In sessions throughout the day examples of the innovative programs that Syphers referred to were presented by some of the Symposium’s 67 speakers. Both Kathy Wells of Lancaster Choice Energy and Richard Schorske, a consultant with ZNE Alliance, spoke about an ambitious and exciting project Lancaster is working on under a California Energy Commission grant with a host of technical partners called Advance Energy Community (ACE). They plan to build two zero net energy residential developments with renewable microgrids, create a network of three school-based microgrids as Community Resiliency Centers, establish a Lancaster Virtual Power Plant, and develop large-scale customer-sited energy storage. Rafael Reyes of Peninsula Clean Energy spoke about their collaboration with Silicon Valley Clean Energy to assist over 30 municipal governments in their service territories in developing reach codes that would go beyond current state codes for energy efficiency and reducing the need for natural gas in new homes. Matthew Marshall ,the CEO of Redwood Coast Energy Authority described a microgrid project that they are developing in partnership with Schatz Energy Research Center at Humboldt State University and PG&E on a 7-acre site with a 2.25 MW solar array and battery energy storage system that will keep their airport and local Coast Guard station up and running in times of emergency.

Plenary speaker Lorenzo Kristov, who is a consultant working on the transition to an energy system with high levels local distributed energy resources and was a principal at California Independent System Operator for 16 years, tackled the issues of utility reform and community resilience head-on in his afternoon presentation. Kristov, talked about the need to achieve two major goals in the face of climate disruption. First, stop making things worse by ending the use of fossil fuels by adopting sustainable energy practices, and decarbonizing the electricity system and the economy. Second, prepare for impacts of damage done from the greenhouse gases we have already loaded into the atmosphere. He said that we do this by making communities more resilient.

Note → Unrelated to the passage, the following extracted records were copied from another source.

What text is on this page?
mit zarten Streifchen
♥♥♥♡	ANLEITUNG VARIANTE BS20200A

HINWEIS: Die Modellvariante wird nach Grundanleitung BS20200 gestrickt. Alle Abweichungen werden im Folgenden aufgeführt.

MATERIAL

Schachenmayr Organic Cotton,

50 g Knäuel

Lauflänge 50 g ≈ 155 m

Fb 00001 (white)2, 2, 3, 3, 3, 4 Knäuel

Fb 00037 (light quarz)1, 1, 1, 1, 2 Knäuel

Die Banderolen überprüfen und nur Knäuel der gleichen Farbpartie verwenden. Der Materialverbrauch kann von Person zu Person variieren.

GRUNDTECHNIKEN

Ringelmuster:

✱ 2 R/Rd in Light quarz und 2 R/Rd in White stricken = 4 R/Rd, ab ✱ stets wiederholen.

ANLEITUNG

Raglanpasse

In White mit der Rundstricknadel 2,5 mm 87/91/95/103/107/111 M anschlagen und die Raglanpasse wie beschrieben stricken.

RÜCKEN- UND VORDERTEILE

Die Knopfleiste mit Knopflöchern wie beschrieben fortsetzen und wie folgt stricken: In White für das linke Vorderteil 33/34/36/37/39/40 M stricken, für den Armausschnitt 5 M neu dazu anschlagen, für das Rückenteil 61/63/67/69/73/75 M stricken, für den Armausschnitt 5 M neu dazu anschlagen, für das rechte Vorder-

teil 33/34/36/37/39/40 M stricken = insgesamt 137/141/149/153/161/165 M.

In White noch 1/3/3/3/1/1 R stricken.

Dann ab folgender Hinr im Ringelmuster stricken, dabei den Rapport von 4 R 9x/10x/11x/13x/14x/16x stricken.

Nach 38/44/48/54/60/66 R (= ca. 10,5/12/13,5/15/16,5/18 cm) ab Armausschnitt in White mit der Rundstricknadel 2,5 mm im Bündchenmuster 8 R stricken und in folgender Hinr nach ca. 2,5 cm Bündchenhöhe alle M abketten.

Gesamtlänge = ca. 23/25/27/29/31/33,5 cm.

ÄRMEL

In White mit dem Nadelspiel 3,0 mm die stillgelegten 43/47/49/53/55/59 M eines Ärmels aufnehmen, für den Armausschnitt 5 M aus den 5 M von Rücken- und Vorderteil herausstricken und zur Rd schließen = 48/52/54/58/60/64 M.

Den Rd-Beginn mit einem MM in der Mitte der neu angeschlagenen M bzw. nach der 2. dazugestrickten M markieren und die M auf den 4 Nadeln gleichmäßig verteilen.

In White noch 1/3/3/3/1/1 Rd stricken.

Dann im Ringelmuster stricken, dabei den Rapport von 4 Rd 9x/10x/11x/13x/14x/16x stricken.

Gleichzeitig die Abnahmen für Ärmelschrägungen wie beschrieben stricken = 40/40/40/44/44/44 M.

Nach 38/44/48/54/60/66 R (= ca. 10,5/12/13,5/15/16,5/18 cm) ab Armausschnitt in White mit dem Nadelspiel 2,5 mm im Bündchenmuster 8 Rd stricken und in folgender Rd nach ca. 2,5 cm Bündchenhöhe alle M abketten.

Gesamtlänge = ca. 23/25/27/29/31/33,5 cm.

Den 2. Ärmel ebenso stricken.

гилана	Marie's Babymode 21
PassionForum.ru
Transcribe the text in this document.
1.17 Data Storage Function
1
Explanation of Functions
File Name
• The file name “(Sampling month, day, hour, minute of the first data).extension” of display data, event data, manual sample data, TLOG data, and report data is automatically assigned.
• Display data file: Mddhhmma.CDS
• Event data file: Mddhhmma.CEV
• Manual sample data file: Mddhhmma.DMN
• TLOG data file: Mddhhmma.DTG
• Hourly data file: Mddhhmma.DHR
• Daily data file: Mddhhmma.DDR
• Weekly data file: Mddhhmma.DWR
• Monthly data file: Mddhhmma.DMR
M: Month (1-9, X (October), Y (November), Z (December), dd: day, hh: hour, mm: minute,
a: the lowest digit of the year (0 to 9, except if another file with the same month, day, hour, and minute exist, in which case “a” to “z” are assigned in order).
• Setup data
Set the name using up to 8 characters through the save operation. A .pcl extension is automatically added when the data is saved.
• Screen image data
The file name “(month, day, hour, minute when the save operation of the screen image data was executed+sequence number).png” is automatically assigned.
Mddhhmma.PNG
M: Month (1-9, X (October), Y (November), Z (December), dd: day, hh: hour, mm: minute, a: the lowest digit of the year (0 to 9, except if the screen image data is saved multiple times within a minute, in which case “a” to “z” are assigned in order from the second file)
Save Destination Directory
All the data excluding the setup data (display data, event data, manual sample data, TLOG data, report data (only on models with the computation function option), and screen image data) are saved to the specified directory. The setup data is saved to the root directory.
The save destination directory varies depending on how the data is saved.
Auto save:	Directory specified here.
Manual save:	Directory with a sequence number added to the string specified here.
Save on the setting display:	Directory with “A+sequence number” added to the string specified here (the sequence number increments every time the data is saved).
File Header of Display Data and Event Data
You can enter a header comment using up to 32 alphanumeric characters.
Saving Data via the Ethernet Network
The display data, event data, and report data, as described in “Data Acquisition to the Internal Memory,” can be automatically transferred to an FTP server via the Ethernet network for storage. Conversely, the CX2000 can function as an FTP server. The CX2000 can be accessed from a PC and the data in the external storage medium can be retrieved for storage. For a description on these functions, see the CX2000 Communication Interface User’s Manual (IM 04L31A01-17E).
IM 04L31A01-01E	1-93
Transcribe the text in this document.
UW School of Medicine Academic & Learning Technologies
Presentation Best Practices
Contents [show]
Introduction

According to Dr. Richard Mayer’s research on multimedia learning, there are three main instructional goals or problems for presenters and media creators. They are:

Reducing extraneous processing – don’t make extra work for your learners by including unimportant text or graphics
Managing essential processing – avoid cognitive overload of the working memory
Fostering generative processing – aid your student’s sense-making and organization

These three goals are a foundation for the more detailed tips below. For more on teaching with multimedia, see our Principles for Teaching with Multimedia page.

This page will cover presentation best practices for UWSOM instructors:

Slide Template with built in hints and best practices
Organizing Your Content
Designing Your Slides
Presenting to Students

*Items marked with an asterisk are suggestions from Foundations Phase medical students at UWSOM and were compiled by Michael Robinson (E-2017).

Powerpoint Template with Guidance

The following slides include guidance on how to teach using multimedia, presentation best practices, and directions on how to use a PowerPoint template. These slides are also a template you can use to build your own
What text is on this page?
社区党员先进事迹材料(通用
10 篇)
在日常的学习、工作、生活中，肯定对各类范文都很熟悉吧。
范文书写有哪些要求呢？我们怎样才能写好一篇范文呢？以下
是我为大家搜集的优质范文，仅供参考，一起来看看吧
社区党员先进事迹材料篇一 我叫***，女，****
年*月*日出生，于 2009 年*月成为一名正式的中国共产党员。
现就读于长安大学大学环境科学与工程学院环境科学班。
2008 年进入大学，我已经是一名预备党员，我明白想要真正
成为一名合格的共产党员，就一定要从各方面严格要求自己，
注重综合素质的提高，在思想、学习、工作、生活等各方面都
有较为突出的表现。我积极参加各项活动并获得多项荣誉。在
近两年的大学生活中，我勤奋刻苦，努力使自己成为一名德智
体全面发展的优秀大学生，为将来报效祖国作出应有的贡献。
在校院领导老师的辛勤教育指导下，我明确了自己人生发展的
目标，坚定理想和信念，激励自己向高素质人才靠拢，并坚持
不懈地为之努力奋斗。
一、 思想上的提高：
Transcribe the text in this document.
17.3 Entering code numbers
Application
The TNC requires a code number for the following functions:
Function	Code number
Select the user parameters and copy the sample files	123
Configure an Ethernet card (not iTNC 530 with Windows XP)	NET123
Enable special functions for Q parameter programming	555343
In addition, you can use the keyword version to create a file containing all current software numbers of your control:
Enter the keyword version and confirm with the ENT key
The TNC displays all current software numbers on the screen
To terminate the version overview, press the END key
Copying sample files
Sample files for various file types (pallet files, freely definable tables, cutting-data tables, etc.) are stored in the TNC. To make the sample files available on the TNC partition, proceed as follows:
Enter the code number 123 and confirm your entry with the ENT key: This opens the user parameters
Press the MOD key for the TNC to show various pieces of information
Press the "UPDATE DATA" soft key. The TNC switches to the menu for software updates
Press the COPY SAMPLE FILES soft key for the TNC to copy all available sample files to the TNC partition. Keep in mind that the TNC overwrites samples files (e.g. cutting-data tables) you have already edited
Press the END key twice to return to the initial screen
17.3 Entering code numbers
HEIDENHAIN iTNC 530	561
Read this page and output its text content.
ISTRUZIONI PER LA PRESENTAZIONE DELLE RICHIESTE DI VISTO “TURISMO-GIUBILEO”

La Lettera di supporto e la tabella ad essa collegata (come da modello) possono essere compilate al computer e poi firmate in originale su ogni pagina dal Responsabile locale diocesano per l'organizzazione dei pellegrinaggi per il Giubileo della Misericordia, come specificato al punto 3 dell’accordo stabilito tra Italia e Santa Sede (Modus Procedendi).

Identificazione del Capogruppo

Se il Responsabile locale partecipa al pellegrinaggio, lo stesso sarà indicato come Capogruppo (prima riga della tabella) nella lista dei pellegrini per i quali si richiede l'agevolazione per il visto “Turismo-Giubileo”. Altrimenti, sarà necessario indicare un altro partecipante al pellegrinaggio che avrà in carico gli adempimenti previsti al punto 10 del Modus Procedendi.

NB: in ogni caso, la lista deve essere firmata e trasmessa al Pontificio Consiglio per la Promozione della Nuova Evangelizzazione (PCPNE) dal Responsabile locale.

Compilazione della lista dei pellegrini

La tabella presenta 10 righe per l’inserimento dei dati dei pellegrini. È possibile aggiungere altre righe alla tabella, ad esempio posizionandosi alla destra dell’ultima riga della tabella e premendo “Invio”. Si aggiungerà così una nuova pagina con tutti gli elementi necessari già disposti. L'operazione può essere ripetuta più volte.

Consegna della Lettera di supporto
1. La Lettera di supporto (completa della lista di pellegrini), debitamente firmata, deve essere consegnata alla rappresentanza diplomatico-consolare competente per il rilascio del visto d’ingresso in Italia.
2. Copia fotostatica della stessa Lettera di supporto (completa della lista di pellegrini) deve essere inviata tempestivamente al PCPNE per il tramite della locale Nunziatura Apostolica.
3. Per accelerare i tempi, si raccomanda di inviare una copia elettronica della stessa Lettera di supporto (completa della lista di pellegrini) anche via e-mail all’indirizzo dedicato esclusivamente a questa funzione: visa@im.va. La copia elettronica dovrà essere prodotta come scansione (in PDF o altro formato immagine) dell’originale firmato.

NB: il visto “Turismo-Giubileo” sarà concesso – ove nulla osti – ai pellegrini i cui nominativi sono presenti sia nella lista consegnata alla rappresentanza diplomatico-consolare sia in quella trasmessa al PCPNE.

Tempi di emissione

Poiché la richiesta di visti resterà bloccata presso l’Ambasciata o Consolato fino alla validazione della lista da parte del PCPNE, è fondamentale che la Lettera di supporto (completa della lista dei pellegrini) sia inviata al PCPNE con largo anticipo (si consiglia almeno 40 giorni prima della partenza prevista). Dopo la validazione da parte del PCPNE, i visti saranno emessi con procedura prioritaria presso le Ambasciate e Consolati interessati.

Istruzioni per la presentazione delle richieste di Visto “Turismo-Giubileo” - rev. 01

He argued that both of these require engaging local communities. We decarbonize society through local planning and initiatives, by aligning local land use and other planning with energy system planning and state climate goals. We enhance resilience through local electricity systems like solar plus storage and microgrids that can continue service at critical community facilities when the grid is down in times of disruption.  To be effective, this approach needs to be coupled with the reform of the investor-owned utility business model. They need to be incentivized through performance-based regulations to focus them on distribution system operation and working as partners with local governments.  This model would be an “Open Access Distribution System” that encourages distributed energy resource non-wires generation or demand-side management. He called this whole package “Advanced Community Energy” (ACE) and quoted Buckminster Fuller, “In order to change an existing paradigm you do not struggle to try and change the problematic model. You create a new model and make the old one obsolete.”

I ended the day by inviting the CCAs to join us and our partners in implementing Kristov’s vision of Advanced Community Energy.

In the coming year, the Center will be working to build a coalition of local governments, nonprofits and Community Choice agencies to push Advanced Community Energy legislation in Sacramento. Advanced Community Energy supports an energy system that fosters innovation and that will provide customers safe, reliable, resilient, and carbon-free power.